A aproximação dos dois indivíduos solitários é igualmente narrada sem palavras, por uma partitura dançada que incorpora patins e, enfim, o trapézio duplo, seguindo uma progressão de risco. O emparelhamento dos corpos e a sincronia de movimentos traçam a trilha do casal, cuja dinâmica é regida pelo corpo masculino: o primeiro que avança, instantaneamente seguido pela mulher, a quem cabe interpor seu corpo ao dele para criar momentos íntimos. Ações e reações pontuadas pelas expressões faciais de Ana Coll, que humanizam a virtuose da coreografia.

É certo, porém, que o virtuosismo não ocupa o valor mais alto em cena, armada como está na hibridez entre arte circense, dança e teatro, todas linguagens agenciadas para contarem a história ordinária de modo extraordinário. Não se trata, então, de alcançar a ousadia fortemente amparada na técnica semelhante ao visto, por exemplo, no casal de trapezistas de “Acelere”, na abertura do Circos – Festival Internacional Sesc de Circo.

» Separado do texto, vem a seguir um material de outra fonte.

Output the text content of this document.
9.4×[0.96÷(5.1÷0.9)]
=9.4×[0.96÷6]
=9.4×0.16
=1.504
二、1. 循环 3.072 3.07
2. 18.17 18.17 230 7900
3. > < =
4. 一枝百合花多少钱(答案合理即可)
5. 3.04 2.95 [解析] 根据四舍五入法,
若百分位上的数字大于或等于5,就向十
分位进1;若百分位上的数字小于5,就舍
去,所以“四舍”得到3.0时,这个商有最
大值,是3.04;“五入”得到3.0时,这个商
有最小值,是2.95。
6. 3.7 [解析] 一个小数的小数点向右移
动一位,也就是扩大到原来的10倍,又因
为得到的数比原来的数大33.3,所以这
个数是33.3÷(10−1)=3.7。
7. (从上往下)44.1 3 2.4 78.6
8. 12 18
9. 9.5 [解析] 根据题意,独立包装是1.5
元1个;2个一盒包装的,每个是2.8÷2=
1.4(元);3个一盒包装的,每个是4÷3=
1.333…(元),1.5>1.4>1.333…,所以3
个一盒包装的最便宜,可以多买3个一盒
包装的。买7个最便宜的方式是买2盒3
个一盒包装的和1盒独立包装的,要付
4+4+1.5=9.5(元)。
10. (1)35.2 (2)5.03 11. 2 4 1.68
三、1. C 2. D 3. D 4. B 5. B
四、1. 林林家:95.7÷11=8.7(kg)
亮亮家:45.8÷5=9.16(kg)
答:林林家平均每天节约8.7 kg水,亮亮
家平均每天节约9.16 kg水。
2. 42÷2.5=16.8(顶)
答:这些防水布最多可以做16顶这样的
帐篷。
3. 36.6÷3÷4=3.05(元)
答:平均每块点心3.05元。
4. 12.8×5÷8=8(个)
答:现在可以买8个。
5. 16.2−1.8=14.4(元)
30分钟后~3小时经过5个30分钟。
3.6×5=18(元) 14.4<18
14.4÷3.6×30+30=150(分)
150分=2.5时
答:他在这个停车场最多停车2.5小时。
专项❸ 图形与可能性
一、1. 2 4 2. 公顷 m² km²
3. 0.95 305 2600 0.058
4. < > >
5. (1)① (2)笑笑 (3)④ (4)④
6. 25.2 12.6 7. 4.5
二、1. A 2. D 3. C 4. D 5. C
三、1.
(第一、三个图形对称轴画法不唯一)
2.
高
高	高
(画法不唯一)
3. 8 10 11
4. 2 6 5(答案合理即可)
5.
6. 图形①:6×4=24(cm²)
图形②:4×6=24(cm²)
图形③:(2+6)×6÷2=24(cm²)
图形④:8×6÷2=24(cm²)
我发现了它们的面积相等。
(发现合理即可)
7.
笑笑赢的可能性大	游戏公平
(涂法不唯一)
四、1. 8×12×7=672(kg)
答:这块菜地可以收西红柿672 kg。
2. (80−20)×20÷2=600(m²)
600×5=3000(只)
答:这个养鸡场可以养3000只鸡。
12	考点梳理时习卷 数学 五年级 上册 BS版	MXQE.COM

Se lá o trapezista carregava a parceira em grande altitude e por longo período sustentado somente pela nuca (sem rede de proteção), aqui a artista experimenta, apenas por segundos, a suspensão com o mesmo ponto de apoio, a pouco mais de dois metros do chão. Afinal, a técnica está a serviço da dramaturgia, não o contrário; e a atenção do espectador é partilhada entre o risco e o drama. Com a particularidade de que a estética do risco físico metaforiza o risco do encontro amoroso tematizado.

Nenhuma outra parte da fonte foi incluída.